COPA: Efficient Vision-Language Pre-training Through Collaborative Object- and Patch-Text Alignment
Chaoya Jiang, Haiyang Xu, Wei Ye, Qinghao Ye, Chenliang Li, Ming Yan, Bin Bi, Shikun Zhang, Ji Zhang, Fei Huang
TL;DR
COPA tackles the challenge of efficient vision-language pre-training by endowing ViT-based models with fine-grained patch-text alignment. It introduces Patch-Text Alignment (PTA) and a Text-aware Patch Detector (TPD) that convert object-level cues into patch-level supervision and selectively retain patches most relevant to the input text, reducing visual sequence length and accelerating inference. The approach is trained end-to-end with a joint objective L = L_ITC + L_ITM + L_MLM + L_Prefix + L_PTA using only 5% object annotations, enabling scalable pretraining on 4M image-text pairs and achieving an 88% speedup with competitive or superior downstream performance.

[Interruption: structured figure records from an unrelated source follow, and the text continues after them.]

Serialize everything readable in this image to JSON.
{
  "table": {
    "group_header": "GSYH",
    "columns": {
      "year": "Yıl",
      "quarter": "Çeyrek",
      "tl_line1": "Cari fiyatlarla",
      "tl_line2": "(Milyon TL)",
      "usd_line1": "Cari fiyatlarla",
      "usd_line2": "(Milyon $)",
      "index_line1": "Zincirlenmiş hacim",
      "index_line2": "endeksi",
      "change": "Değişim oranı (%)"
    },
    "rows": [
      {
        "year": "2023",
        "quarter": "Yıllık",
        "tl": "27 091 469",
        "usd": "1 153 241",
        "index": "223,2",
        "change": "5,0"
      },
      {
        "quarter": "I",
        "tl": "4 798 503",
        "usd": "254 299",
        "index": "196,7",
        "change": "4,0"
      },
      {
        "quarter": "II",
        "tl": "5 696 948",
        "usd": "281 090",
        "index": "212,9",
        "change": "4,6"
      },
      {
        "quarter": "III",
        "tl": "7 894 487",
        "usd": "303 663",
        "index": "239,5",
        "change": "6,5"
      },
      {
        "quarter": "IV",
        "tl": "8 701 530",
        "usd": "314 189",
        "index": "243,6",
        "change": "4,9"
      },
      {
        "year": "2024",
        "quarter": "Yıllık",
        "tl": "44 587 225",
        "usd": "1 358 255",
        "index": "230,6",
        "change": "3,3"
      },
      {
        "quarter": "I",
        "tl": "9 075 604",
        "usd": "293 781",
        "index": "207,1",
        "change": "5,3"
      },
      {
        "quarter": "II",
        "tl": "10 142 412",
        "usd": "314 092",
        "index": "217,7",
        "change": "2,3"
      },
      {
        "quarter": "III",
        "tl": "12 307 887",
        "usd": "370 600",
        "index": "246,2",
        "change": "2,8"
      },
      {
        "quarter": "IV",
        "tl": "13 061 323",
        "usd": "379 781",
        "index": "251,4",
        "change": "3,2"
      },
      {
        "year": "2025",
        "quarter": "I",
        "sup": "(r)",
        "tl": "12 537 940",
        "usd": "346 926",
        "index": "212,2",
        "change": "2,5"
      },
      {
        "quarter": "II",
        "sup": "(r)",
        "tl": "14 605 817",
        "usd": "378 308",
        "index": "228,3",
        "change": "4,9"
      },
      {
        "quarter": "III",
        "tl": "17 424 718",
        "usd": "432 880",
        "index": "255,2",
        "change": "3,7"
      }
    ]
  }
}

By enabling higher-resolution finetuning and providing strong results across VQA, captioning, retrieval, and grounding, COPA demonstrates a practical pathway to scalable, efficient, text-guided vision-language modeling without heavy object detectors. The method also shows potential in extending to single-stream architectures, preserving speedups while offering flexibility for various VL tasks.
Abstract
Vision-Language Pre-training (VLP) methods based on object detection enjoy the rich knowledge of fine-grained object-text alignment but at the cost of computationally expensive inference. Recent Visual-Transformer (ViT)-based approaches circumvent this issue while struggling with long visual sequences without detailed cross-modal alignment information. This paper introduces a ViT-based VLP technique that efficiently incorporates object information through a novel patch-text alignment mechanism. Specifically, we convert object-level signals into patch-level ones and devise a Patch-Text Alignment pre-training task (PTA) to learn a text-aware patch detector. By using off-the-shelf delicate object annotations in 5\% training images, we jointly train PTA with other conventional VLP objectives in an end-to-end manner, bypassing the high computational cost of object detection and yielding an effective patch detector that accurately detects text-relevant patches, thus considerably reducing patch sequences and accelerating computation within the ViT backbone. Our experiments on a variety of widely-used benchmarks reveal that our method achieves a speedup of nearly 88\% compared to prior VLP models while maintaining competitive or superior performance on downstream tasks with similar model size and data scale.